The commentator Frank Miele, writing about “The Curious Case of Nikki Haley” at RealClearPolitics, suggests a couple additional reasons that Haley may choose to stay in the race, even though she has essentially no chance of grabbing the nomination.  For one thing, in order to qualify for the GOP debates, she had to pledge to support whomever the party finally settles upon as its nominee. “I affirm,” she said with the other debaters, “that if I do not win the 2024 Republican nomination for President of the United States, I will honor the will of the primary voters and support the Republican presidential nominee in order to save our country and beat Joe Biden.”

Will she honor that pledge?  Who knows.  But the longer she stays in the race, the longer she can postpone that day of reckoning.  And the longer she stays in the race, the longer she can tell herself that she is politically relevant.

Miele’s column is quietly devastating.  He lists some of the many things Haley has lied about—charging that Trump plans a 10 percent across-the-board tax increase, for example—and he puts his finger on the larger political dynamics standing behind Haley, Inc.  She has become increasingly strident about her former boss—remember, she was once Trump’s ambassador to the United Nations—and the longer she persists with her campaign, the longer she can “say anything she wants about Trump, no matter how destructive, and justify it as the rough-and-tumble of politics.”

Haley’s name-calling and fabrications do not really harm Trump, though they provide fodder for the anti-Trump media.  And they give a pleasing frisson to donors, mostly Democrats, in fact or in effect, who are happy to keep writing checks not, as Miele notes, because they think it will help Haley—she is finished—but because they hope, mistakenly, that it will hurt Trump.

Indeed, Miele points out that, over the last couple of months, Haley has become increasingly hysterical and reckless.  We have, he says, been given a picture of Haley, who is “either a shameless narcissist or a purposeful saboteur who aims to destroy not just Trump but the very Republican Party that adores him.”  I would add that those alternatives are not mutually exclusive.  Miele raises the possibility that she is acting for some higher purpose than party loyalty.  But some people said that about disgraced former FBI director James “Higher Loyalty” Comey, too.  They were wrong about that shameless narcissist.

In any event, I think Miele is right.  The party ought to “spew [out Haley] before she does any further damage.” It’s almost, he says, “as though she’s become a stalking horse for Biden, trying out various lines of attack that might be useful for the current president against Trump in the fall campaign.”

Keep that in mind as the campaign unfolds.

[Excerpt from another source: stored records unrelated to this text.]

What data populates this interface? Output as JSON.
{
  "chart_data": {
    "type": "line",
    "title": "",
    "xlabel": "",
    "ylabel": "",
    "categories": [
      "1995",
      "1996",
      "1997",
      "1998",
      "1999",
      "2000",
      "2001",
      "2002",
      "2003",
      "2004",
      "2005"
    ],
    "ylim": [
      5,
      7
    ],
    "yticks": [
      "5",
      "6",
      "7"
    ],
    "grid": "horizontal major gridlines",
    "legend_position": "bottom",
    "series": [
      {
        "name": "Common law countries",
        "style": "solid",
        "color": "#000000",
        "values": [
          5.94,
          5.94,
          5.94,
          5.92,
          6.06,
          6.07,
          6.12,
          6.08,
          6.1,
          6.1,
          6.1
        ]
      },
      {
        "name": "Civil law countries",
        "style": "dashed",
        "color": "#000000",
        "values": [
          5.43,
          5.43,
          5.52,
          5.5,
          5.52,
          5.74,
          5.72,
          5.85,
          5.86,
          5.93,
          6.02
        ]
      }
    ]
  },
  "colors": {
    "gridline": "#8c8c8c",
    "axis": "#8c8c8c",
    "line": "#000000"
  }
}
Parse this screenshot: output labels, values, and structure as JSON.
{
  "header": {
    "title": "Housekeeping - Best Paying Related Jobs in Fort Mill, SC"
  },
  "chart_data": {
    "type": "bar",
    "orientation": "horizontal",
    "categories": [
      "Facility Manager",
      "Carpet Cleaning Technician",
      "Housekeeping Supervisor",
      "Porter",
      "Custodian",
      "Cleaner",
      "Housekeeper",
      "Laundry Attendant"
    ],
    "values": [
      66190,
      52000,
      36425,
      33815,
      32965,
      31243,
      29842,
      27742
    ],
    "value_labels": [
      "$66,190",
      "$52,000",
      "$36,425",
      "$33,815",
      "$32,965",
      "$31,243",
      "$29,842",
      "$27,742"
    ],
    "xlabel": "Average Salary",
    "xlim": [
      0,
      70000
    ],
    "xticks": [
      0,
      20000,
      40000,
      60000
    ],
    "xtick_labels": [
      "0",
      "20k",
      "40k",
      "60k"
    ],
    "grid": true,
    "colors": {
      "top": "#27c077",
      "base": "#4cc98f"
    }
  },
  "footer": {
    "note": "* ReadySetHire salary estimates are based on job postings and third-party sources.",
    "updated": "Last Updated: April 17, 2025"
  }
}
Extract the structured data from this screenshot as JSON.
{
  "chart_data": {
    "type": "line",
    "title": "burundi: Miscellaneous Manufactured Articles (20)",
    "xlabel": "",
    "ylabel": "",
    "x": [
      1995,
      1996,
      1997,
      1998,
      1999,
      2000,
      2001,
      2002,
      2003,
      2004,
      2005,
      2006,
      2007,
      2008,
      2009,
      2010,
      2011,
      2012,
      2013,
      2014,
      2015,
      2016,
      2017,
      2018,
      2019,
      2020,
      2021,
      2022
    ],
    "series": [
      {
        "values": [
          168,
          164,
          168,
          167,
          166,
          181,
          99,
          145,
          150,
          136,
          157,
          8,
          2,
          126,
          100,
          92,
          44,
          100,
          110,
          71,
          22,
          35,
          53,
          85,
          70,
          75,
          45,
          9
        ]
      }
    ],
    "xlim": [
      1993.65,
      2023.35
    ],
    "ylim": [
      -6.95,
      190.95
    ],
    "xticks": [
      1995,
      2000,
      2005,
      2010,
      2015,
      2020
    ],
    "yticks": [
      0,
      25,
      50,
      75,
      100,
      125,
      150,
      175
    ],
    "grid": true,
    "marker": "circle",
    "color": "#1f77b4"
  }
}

Who knows? Given Biden’s manifest infirmity and the lack of plausible alternative Democratic candidates, perhaps Haley will take the ultimate next step.  She has no chance of winning the GOP nomination. Miele notes that and remarks, “She might have a better chance of winning the Democratic nomination at this point.” He said that in jest. But given the surreal character of American politics at the moment, Haley’s defection would be a disgusting but not surprising contingency.